Waste in the privatised electricity market is forcing electricity price increases by more than $200 per year for the average consumer.
That’s the verdict of a report by the Australia Institute. ‘The Costs of Market Experiments’ report also claims the Morrison Government’s ‘big stick’ approach to correct bad market practice will make things worse.
That’s because the Australian electricity market has significant structural problems, the report concludes. Blaming electricity companies for electricity prices increase will not fix those problems.
$2 billion annual waste sends electricity prices up
According to the Institute, the annual cost of wasteful activities by electricity retailers is $2 billion per year.
This is then passed on to consumers, raising electricity prices and leaves households worse off.
Privatising the electricity market has seen “enormous increases in wasteful spending”, the report notes.

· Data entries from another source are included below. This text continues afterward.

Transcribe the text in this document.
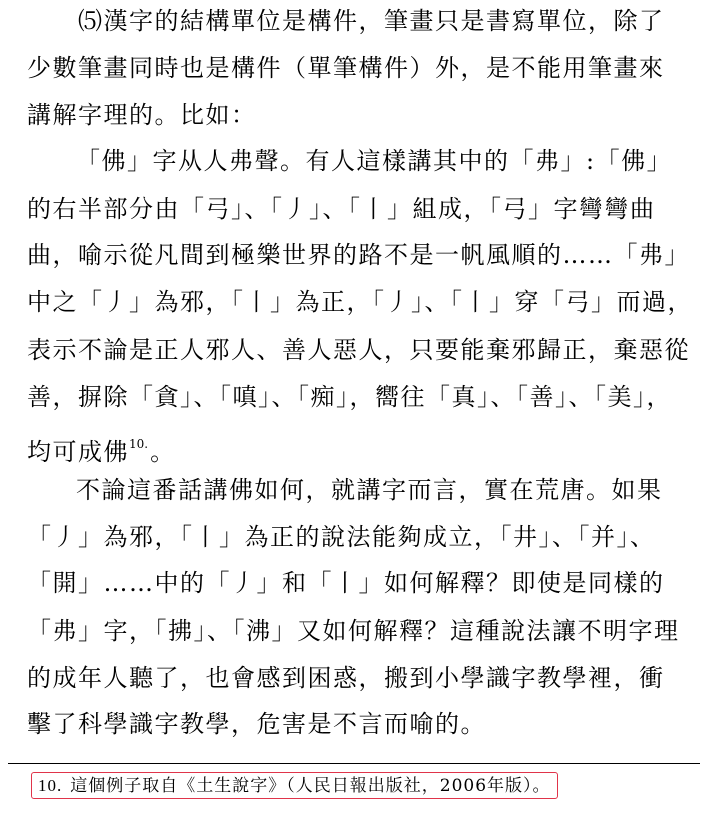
⑸漢字的結構單位是構件，筆畫只是書寫單位，除了
少數筆畫同時也是構件（單筆構件）外，是不能用筆畫來
講解字理的。比如：
「佛」字从人弗聲。有人這樣講其中的「弗」:「佛」
的右半部分由「弓」、「丿」、「丨」組成，「弓」字彎彎曲
曲，喻示從凡間到極樂世界的路不是一帆風順的……「弗」
中之「丿」為邪，「丨」為正，「丿」、「丨」穿「弓」而過，
表示不論是正人邪人、善人惡人，只要能棄邪歸正，棄惡從
善，摒除「貪」、「嗔」、「痴」，嚮往「真」、「善」、「美」，
均可成佛$^{10.}$。
不論這番話講佛如何，就講字而言，實在荒唐。如果
「丿」為邪，「丨」為正的說法能夠成立，「井」、「并」、
「開」……中的「丿」和「丨」如何解釋？即使是同樣的
「弗」字，「拂」、「沸」又如何解釋？這種說法讓不明字理
的成年人聽了，也會感到困惑，搬到小學識字教學裡，衝
擊了科學識字教學，危害是不言而喻的。
10. 這個例子取自《土生說字》（人民日報出版社，2006年版）。
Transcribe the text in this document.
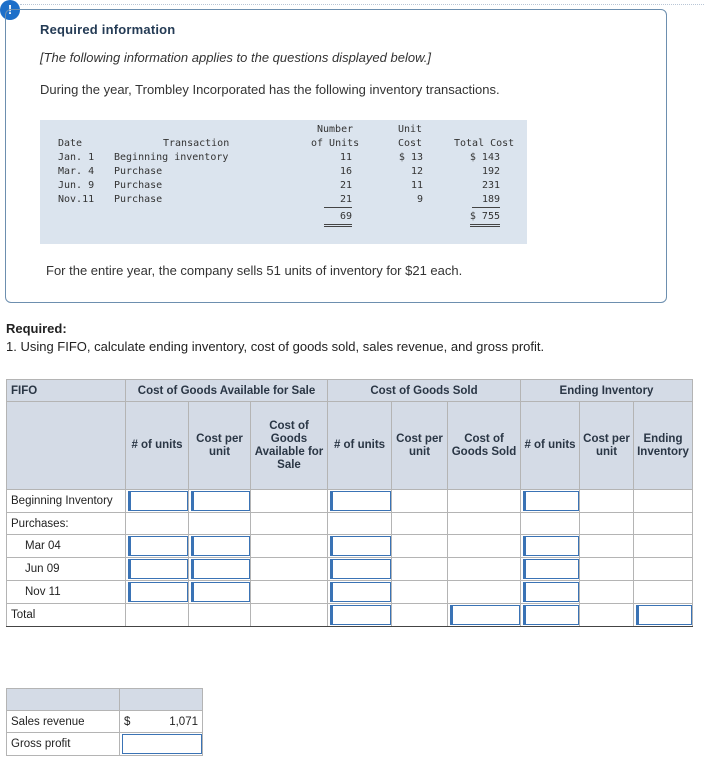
!
Required information
[The following information applies to the questions displayed below.]
During the year, Trombley Incorporated has the following inventory transactions.
Date	Transaction
Number
of Units
Unit
Cost	Total Cost
Jan. 1 Beginning inventory	11	$ 13	$ 143
Mar. 4 Purchase	16	12	192
Jun. 9 Purchase	21	11	231
Nov.11 Purchase	21	9	189
69	$ 755
For the entire year, the company sells 51 units of inventory for $21 each.
Required:
1. Using FIFO, calculate ending inventory, cost of goods sold, sales revenue, and gross profit.
FIFO	Cost of Goods Available for Sale			Cost of Goods Sold			Ending Inventory		
	# of units	Cost per unit	Cost of Goods Available for Sale	# of units	Cost per unit	Cost of Goods Sold	# of units	Cost per unit	Ending Inventory
Beginning Inventory	

Purchases:									
Mar 04	

Jun 09	

Nov 11	

Total				

Sales revenue	$ 1,071

Gross profit	
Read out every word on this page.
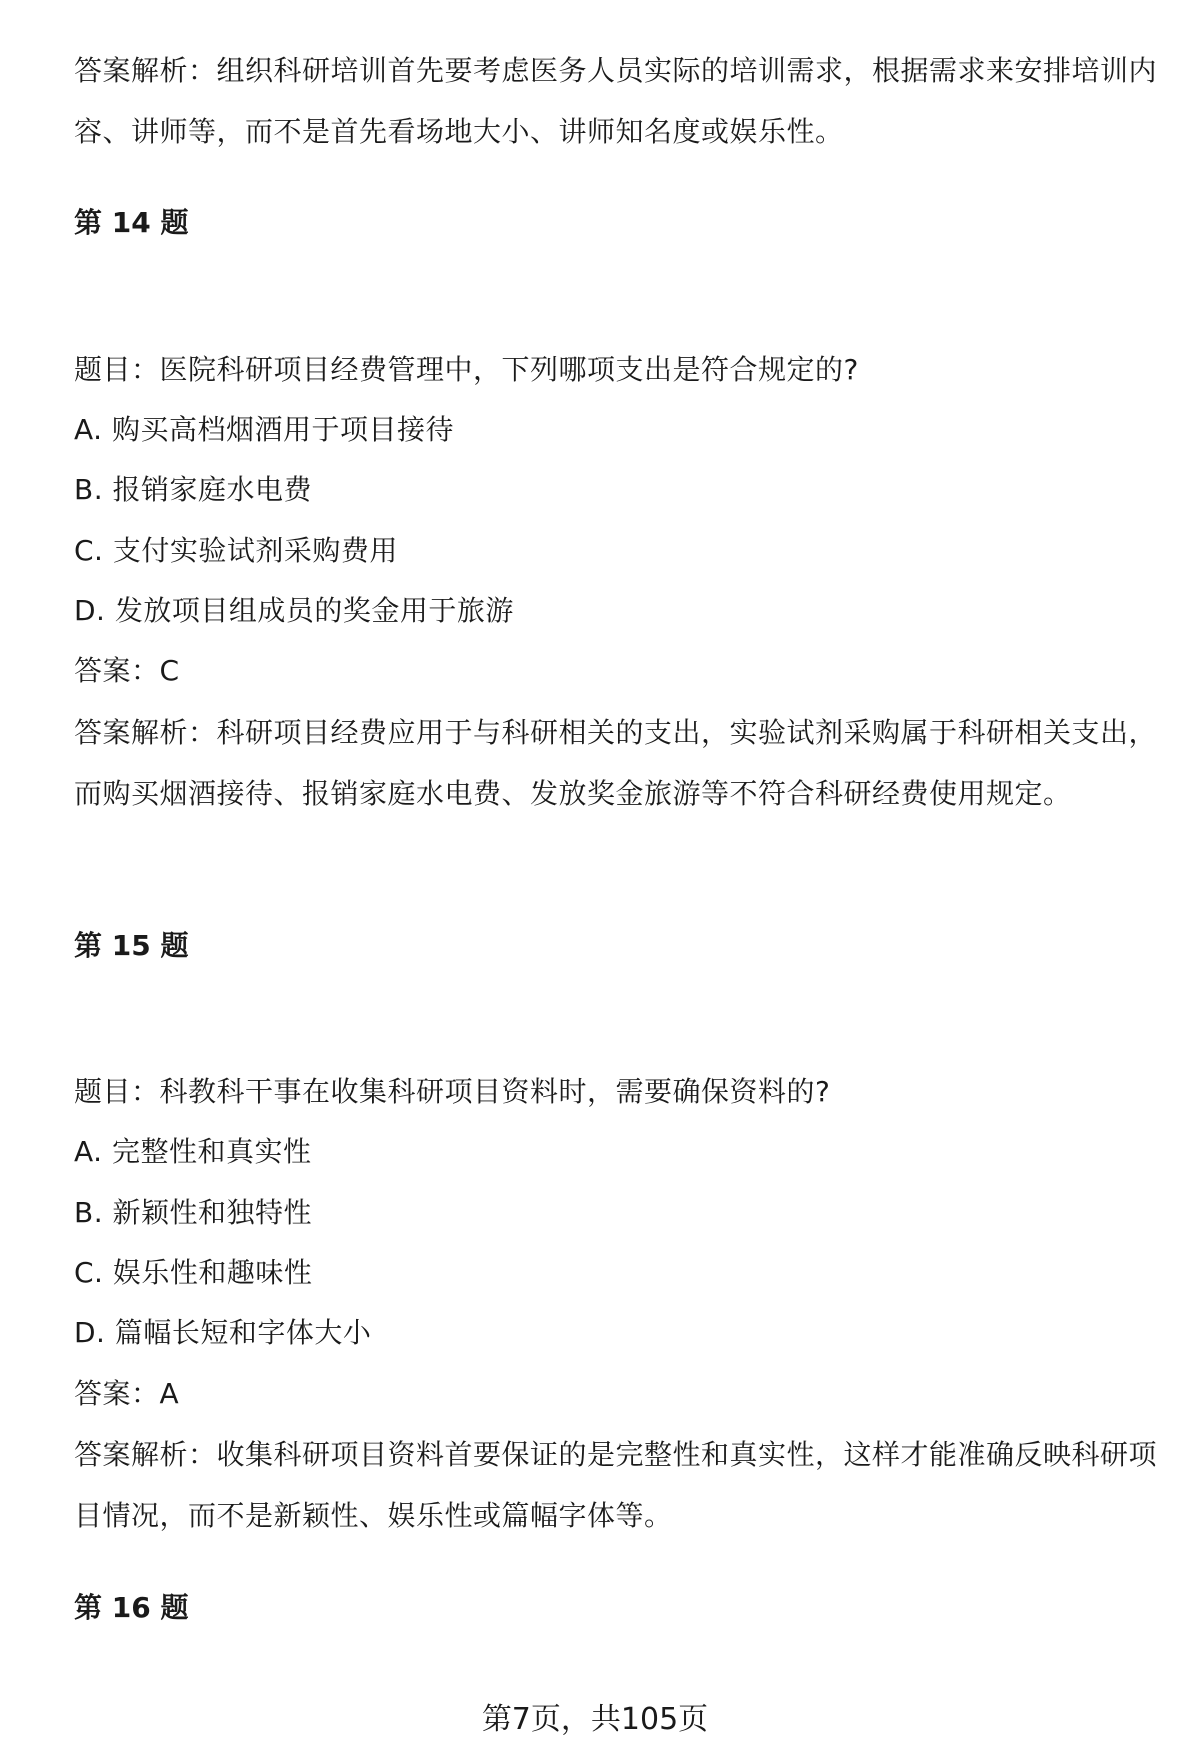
答案解析：组织科研培训首先要考虑医务人员实际的培训需求，根据需求来安排培训内容、讲师等，而不是首先看场地大小、讲师知名度或娱乐性。
第 14 题
题目：医院科研项目经费管理中，下列哪项支出是符合规定的?
A. 购买高档烟酒用于项目接待
B. 报销家庭水电费
C. 支付实验试剂采购费用
D. 发放项目组成员的奖金用于旅游
答案：C
答案解析：科研项目经费应用于与科研相关的支出，实验试剂采购属于科研相关支出，而购买烟酒接待、报销家庭水电费、发放奖金旅游等不符合科研经费使用规定。
第 15 题
题目：科教科干事在收集科研项目资料时，需要确保资料的?
A. 完整性和真实性
B. 新颖性和独特性
C. 娱乐性和趣味性
D. 篇幅长短和字体大小
答案：A
答案解析：收集科研项目资料首要保证的是完整性和真实性，这样才能准确反映科研项目情况，而不是新颖性、娱乐性或篇幅字体等。
第 16 题
第7页，共105页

This includes high-pressure sales tactics, top-heavy management and “dizzying” ad campaigns which confuse and mislead customers.

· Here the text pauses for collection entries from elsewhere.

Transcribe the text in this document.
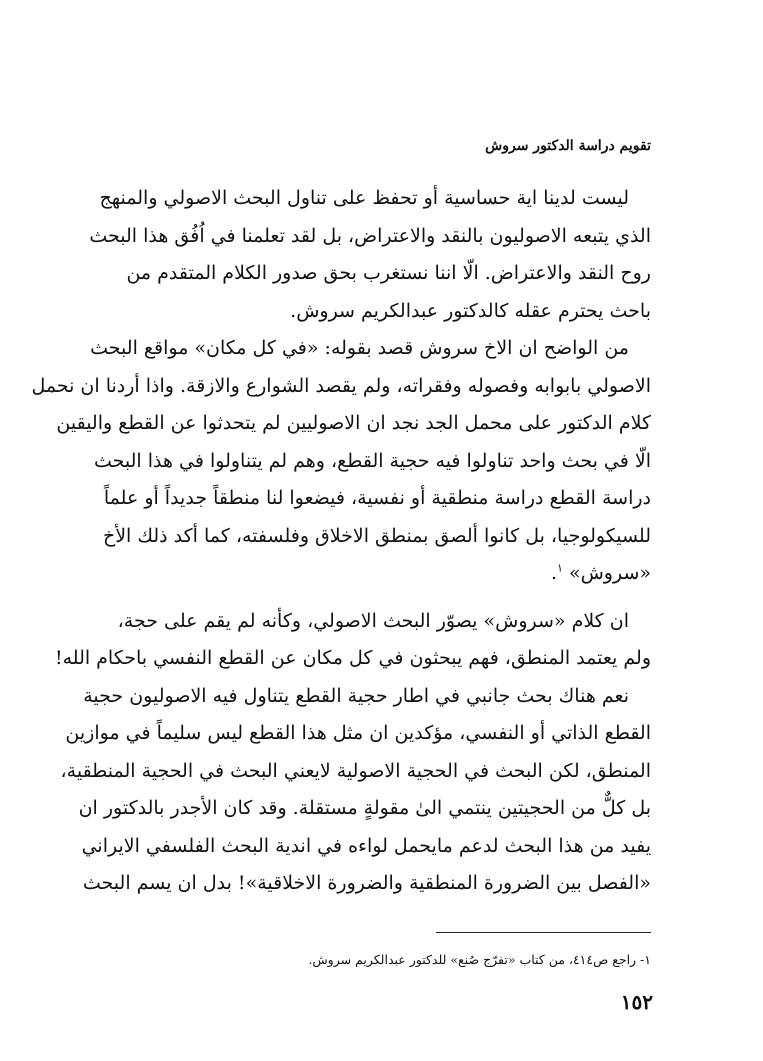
تقويم دراسة الدكتور سروش
ليست لدينا اية حساسية أو تحفظ على تناول البحث الاصولي والمنهج
الذي يتبعه الاصوليون بالنقد والاعتراض، بل لقد تعلمنا في اُفُق هذا البحث
روح النقد والاعتراض. الّا اننا نستغرب بحق صدور الكلام المتقدم من
باحث يحترم عقله كالدكتور عبدالكريم سروش.
من الواضح ان الاخ سروش قصد بقوله: «في كل مكان» مواقع البحث
الاصولي بابوابه وفصوله وفقراته، ولم يقصد الشوارع والازقة. واذا أردنا ان نحمل
كلام الدكتور على محمل الجد نجد ان الاصوليين لم يتحدثوا عن القطع واليقين
الّا في بحث واحد تناولوا فيه حجية القطع، وهم لم يتناولوا في هذا البحث
دراسة القطع دراسة منطقية أو نفسية، فيضعوا لنا منطقاً جديداً أو علماً
للسيكولوجيا، بل كانوا ألصق بمنطق الاخلاق وفلسفته، كما أكد ذلك الأخ
«سروش» $^١$.
ان كلام «سروش» يصوّر البحث الاصولي، وكأنه لم يقم على حجة،
ولم يعتمد المنطق، فهم يبحثون في كل مكان عن القطع النفسي باحكام الله!
نعم هناك بحث جانبي في اطار حجية القطع يتناول فيه الاصوليون حجية
القطع الذاتي أو النفسي، مؤكدين ان مثل هذا القطع ليس سليماً في موازين
المنطق، لكن البحث في الحجية الاصولية لايعني البحث في الحجية المنطقية،
بل كلٌّ من الحجيتين ينتمي الىٰ مقولةٍ مستقلة. وقد كان الأجدر بالدكتور ان
يفيد من هذا البحث لدعم مايحمل لواءه في اندية البحث الفلسفي الايراني
«الفصل بين الضرورة المنطقية والضرورة الاخلاقية»! بدل ان يسم البحث
١- راجع ص٤١٤، من كتاب «تفرّج صُنع» للدكتور عبدالكريم سروش.
١٥٢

As a result, the electricity industry is spending more on banking and finance costs than it does on fossil fuels to power its generators.

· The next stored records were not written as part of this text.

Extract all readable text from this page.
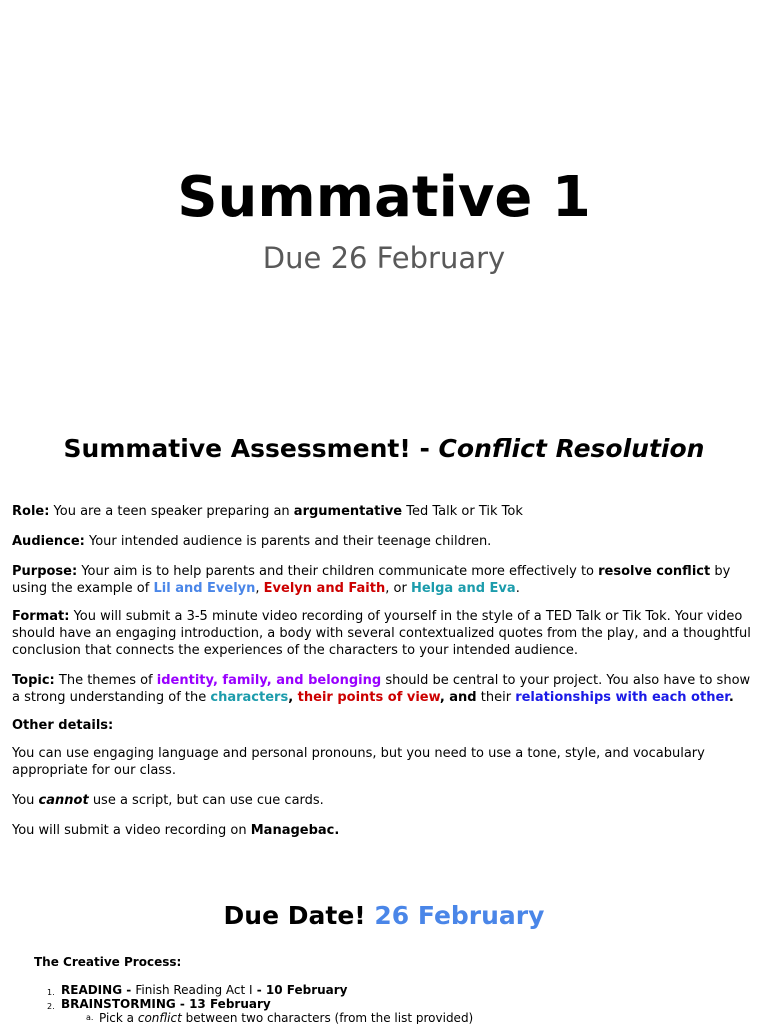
Summative 1
Due 26 February
Summative Assessment! - Conflict Resolution

Role: You are a teen speaker preparing an argumentative Ted Talk or Tik Tok

Audience: Your intended audience is parents and their teenage children.

Purpose: Your aim is to help parents and their children communicate more effectively to resolve conflict by using the example of Lil and Evelyn, Evelyn and Faith, or Helga and Eva.

Format: You will submit a 3-5 minute video recording of yourself in the style of a TED Talk or Tik Tok. Your video should have an engaging introduction, a body with several contextualized quotes from the play, and a thoughtful conclusion that connects the experiences of the characters to your intended audience.

Topic: The themes of identity, family, and belonging should be central to your project. You also have to show a strong understanding of the characters, their points of view, and their relationships with each other.

Other details:

You can use engaging language and personal pronouns, but you need to use a tone, style, and vocabulary appropriate for our class.

You cannot use a script, but can use cue cards.

You will submit a video recording on Managebac.

Due Date! 26 February
The Creative Process:
1. READING - Finish Reading Act I - 10 February
2. BRAINSTORMING - 13 February
a. Pick a conflict between two characters (from the list provided)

‘Big stick’ approach failing says report
The Morrison Government has talked up a ‘big stick’ approach to bring electricity companies in line and reduce power prices.
The government has said it will intervene in the market forcing retailers to offer cheaper power. Yet the report says this approach is “phoney”.
“[It is] merely an attempt to manage the political optics of the crisis in the system, not address its true causes.”
The report points out:
- Real output per electricity sector employees fell 37 per cent between 2000 and 2018.
- Productivity growth worse than for any other Australian industry.
- Electricity sector sales staff have quadrupled since mid-1990s. Management grew more than 200 per cent.
- Electrical tradespeople and back-up workers grew 21 per cent over same period.
Renewable power is the solution, not the problem
The damning report lays blame squarely at the feet of federal and state governments. They “unashamedly” handed power to profiteering electricity companies.
These companies are in “a sort of arms race”, the report says. As a result Australia has “flipped from a cheap electricity country to an expensive electricity country”.
It adds that it is not credible to blame fuel prices or the influx of renewables like solar power for price rises. Solar installations are already cheaper than fossil fuelled power generation and the “inevitable shift” is underway, the report notes.
On the home front, solar panels and battery storage can slash household electricity bills. Consumers are less at the mercy of electricity companies because they generate and store more of their own clean power.